Having worked on Apple's TTS for more than a decade, I can state with confidence...

pzo · 2025-03-21T13:03:49 1742562229

I have been playing recently with those enhanced TTS model and they are of similar quality like piper TTS models to me - not that good. StyleTTS 2 like kokoro sounds so much better for me and also run realtime on their devices. And when you compare their online models to not even what OpenAI have but some small recent startups like Sesame or open source models like Orpheus, Apple TTS sounds (pun intended) really behind.

visarga · 2025-03-22T07:41:50 1742629310

I don't dispute your claim, just that I still find Alex voice to be the best, and it's been the same since over 10 years ago.

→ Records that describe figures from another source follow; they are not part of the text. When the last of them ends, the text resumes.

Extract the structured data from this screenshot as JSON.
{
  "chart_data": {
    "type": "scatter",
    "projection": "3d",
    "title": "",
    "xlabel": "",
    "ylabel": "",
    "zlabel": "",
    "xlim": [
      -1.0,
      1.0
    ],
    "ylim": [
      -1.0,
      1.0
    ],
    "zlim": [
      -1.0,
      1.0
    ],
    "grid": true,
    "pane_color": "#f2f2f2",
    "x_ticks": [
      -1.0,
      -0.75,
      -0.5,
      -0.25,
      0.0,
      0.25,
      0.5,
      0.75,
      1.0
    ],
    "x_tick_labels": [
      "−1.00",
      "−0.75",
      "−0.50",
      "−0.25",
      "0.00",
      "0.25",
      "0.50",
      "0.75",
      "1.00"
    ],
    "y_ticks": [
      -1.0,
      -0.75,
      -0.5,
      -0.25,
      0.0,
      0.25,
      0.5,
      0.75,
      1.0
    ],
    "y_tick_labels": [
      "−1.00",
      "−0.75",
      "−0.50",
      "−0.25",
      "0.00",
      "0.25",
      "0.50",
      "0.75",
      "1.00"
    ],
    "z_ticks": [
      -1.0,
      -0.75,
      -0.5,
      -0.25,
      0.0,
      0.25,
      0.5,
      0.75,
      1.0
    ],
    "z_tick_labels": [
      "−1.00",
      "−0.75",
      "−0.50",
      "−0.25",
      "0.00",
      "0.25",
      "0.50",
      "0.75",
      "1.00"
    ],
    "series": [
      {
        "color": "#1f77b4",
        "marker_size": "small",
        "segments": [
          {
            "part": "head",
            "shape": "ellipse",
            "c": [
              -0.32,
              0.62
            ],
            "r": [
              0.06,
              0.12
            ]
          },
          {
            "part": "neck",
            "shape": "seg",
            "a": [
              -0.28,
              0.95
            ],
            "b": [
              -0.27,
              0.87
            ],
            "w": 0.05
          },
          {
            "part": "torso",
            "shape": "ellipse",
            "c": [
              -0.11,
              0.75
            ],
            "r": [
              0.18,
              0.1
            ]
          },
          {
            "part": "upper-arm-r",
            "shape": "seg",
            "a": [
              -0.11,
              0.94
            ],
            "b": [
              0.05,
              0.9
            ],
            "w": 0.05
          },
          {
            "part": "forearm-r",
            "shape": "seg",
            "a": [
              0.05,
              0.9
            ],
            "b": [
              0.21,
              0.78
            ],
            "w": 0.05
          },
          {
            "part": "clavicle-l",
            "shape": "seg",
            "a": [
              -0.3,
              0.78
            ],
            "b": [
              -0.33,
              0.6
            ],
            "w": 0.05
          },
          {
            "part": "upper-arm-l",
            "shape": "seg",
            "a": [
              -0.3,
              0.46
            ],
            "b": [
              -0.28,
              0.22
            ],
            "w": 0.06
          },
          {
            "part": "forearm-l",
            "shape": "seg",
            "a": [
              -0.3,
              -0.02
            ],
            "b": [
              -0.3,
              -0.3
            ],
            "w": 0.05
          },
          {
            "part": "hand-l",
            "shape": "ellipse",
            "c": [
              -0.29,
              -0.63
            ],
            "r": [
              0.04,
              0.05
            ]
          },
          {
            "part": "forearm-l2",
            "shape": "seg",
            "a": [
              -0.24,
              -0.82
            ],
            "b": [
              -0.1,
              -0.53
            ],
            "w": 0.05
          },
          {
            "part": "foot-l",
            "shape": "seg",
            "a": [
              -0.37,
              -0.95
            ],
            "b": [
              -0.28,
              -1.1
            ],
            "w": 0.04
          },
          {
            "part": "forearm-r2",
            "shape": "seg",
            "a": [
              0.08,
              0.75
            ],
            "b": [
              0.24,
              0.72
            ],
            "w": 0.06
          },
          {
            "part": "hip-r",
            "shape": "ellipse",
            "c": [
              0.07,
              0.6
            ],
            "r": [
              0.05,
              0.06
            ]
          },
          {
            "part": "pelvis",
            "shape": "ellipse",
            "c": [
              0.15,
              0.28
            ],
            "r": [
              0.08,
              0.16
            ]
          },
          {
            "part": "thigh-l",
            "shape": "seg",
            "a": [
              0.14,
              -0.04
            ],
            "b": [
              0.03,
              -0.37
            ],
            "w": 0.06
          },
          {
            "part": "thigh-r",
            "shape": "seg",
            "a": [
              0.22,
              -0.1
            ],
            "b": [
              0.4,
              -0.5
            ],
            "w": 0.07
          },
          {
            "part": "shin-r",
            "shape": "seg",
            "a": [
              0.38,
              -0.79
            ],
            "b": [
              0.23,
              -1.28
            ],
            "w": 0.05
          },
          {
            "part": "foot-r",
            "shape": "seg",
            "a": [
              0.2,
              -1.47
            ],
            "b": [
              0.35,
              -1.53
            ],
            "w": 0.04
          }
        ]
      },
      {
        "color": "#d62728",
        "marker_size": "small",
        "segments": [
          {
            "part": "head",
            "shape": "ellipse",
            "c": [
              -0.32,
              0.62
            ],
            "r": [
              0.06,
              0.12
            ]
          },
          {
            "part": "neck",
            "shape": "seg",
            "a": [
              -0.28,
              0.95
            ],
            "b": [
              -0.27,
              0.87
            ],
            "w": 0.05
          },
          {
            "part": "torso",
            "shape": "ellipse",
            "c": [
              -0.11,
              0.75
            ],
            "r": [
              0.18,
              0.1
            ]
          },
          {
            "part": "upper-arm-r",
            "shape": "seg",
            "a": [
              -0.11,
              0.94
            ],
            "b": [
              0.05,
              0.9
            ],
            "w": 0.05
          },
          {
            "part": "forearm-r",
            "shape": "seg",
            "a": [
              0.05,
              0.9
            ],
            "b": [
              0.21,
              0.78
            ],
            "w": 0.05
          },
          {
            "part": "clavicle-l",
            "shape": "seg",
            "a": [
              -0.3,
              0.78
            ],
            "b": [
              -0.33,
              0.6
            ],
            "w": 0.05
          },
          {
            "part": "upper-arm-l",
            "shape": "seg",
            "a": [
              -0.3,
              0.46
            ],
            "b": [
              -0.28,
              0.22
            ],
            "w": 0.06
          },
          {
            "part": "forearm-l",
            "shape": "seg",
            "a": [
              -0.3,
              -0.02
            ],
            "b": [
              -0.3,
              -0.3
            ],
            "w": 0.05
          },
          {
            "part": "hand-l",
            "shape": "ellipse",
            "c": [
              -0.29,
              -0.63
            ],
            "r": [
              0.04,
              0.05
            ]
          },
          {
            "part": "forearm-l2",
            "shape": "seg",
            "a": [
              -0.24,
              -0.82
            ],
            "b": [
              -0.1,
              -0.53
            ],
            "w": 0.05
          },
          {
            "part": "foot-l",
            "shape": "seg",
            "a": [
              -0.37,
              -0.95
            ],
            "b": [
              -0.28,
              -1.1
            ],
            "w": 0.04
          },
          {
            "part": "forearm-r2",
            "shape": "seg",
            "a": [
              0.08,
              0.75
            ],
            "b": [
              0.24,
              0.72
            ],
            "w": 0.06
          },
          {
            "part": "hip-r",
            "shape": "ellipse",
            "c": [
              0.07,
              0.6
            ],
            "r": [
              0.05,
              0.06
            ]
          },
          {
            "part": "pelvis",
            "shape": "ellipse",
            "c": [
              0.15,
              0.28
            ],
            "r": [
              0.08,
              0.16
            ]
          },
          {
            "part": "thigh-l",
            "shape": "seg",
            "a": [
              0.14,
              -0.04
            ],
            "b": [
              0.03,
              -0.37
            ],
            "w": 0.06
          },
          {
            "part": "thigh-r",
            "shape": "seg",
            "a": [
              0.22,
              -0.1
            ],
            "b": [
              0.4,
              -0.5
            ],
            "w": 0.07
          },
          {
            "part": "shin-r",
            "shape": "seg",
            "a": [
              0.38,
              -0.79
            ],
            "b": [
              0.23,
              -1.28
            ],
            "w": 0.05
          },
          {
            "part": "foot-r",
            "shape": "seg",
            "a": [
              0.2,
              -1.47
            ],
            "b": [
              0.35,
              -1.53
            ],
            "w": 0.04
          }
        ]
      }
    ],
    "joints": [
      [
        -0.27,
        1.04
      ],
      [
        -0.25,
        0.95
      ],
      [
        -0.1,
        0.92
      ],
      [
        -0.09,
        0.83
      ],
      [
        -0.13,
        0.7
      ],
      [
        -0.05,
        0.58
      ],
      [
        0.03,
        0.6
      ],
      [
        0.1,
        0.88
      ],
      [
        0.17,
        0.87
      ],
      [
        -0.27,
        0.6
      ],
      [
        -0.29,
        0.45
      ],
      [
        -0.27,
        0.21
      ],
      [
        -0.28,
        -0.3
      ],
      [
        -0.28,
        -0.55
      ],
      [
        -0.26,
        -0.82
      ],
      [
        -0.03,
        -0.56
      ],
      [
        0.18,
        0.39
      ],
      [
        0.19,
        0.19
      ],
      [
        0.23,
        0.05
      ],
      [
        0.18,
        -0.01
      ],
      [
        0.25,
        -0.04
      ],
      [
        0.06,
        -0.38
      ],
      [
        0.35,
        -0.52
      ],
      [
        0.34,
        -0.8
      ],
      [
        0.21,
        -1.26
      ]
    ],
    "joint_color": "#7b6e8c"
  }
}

The other voices have issues, they don't sound too good at 1.5x.

microtherion · 2025-03-24T13:39:53 1742823593

Ah, that's more specific.

Alex was developed when VoiceOver (the screen reader) was the primary use case for text to speech. Consequently, it was optimized for low latency and robustness under rate changes.

The Siri voices sound much more natural at 1x and have a higher signal quality, but rate changes were a lower priority for this use case.

Fun fact: when we worked on Alex, many VoiceOver users stubbornly hung on to Fred (which is mostly using late 1970s technology). Screen reader users are not fond of switching voices; it appears their hearing locks in to a particular voice, so switching is costly.